We report the synthesis of extended hybrid organic-inorganic rotaxanes based on (pyCH₂NH₂CH₂CH₂py)[Ti^IV ₇Ga^IIIO₈(O₂C^tBu)₁₆] (1) and (pyCH₂NH₂CH₂py)[Ti^IV ₇Ga^IIIO₈(O₂C^tBu)₁₆] (3) building blocks, containing an anionic macrocycle and doubly pyridyl-terminated secondary ammonium threads. Reaction of 1 and 3 with [Cu(hfac)₂] (hfac = 1,1,1,5,5,5-hexafluoroacetylacetonate) gives {[Cu(hfac)₂]₃[1]₂} (2) and {[Cu(hfac)₂]₂[3]} (4), respectively, which are characterized by single-crystal X-ray crystallography. The products are controlled by the differing steric demands imposed by the two arms of the thread. The structure of 2 is an extended [3]rotaxane, with two molecules of 1 binding to a central [Cu(hfac)₂] molecule via the longer arm of the thread, and two [Cu(hfac)₂] units terminating the structure at the shorter arm.
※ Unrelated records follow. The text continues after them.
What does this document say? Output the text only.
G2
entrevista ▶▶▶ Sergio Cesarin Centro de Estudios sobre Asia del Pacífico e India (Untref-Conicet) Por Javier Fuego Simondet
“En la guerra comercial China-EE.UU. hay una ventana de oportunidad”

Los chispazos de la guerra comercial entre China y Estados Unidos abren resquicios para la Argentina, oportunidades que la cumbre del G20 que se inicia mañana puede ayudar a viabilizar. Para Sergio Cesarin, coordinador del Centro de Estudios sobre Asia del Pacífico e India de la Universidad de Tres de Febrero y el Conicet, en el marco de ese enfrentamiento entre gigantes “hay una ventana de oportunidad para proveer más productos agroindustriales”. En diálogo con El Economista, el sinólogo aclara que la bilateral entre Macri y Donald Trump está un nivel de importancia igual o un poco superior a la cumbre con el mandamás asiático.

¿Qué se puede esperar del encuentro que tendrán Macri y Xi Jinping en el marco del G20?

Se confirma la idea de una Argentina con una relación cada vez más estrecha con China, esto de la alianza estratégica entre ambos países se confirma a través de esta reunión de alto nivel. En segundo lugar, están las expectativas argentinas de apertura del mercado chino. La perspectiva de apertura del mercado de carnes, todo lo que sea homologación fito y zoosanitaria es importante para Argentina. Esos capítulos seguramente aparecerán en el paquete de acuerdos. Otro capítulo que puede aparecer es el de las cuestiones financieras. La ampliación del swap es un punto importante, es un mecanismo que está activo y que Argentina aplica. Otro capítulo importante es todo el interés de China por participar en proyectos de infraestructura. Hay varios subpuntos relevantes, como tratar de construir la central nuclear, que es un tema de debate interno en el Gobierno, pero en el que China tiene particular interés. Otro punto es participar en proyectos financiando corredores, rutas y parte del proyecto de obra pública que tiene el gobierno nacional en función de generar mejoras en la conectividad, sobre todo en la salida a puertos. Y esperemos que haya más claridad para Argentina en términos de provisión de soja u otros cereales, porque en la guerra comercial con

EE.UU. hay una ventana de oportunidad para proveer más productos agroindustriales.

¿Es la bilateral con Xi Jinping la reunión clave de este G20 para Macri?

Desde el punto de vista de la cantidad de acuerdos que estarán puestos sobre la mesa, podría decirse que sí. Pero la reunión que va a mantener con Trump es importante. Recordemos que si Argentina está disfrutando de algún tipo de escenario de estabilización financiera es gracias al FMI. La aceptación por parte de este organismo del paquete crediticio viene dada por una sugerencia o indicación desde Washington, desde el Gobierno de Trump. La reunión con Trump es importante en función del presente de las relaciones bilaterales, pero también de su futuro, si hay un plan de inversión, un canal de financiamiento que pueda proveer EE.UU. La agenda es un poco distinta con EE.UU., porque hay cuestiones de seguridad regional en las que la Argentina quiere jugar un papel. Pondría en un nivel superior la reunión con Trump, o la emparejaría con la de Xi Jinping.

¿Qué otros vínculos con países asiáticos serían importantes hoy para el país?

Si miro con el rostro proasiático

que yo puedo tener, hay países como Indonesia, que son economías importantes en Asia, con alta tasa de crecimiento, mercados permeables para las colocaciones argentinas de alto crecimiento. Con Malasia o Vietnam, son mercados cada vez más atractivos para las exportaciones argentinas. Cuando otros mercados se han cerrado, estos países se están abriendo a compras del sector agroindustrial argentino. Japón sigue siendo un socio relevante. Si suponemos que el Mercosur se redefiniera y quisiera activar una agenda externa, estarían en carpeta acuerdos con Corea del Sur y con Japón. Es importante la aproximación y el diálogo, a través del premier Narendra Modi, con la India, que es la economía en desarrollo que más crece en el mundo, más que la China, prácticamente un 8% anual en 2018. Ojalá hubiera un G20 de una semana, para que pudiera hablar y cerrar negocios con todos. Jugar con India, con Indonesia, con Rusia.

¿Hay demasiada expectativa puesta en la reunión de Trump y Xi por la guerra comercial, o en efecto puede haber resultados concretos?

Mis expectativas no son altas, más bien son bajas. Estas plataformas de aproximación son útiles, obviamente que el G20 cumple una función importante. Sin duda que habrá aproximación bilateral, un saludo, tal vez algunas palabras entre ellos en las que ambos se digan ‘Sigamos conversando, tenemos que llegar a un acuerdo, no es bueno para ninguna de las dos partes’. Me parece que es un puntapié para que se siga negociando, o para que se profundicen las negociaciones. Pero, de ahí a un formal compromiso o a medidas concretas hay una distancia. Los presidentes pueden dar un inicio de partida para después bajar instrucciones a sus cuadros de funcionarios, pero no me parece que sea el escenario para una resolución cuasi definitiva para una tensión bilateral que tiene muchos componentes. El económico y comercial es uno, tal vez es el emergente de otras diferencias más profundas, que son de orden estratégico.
The structure of 4, where both arms of the thread are short, is an extended [2]rotaxane terminated by two molecules of [Cu(hfac)₂]. The Cu…Cu…Cu fragment in 2 is linear, with the central Cu lying on an inversion center and with a separation between the terminal copper ions of 31.3 Å. Double Electron-Electron Resonance (DEER; also known as PELDOR) spectroscopy proves that the [3]rotaxane structure remains intact in solution, detecting both terminal…center and terminal…terminal Cu…Cu interactions, with orientation-selective measurements demonstrating that there is a rearrangement of the structure at the terminal positions on dissolution.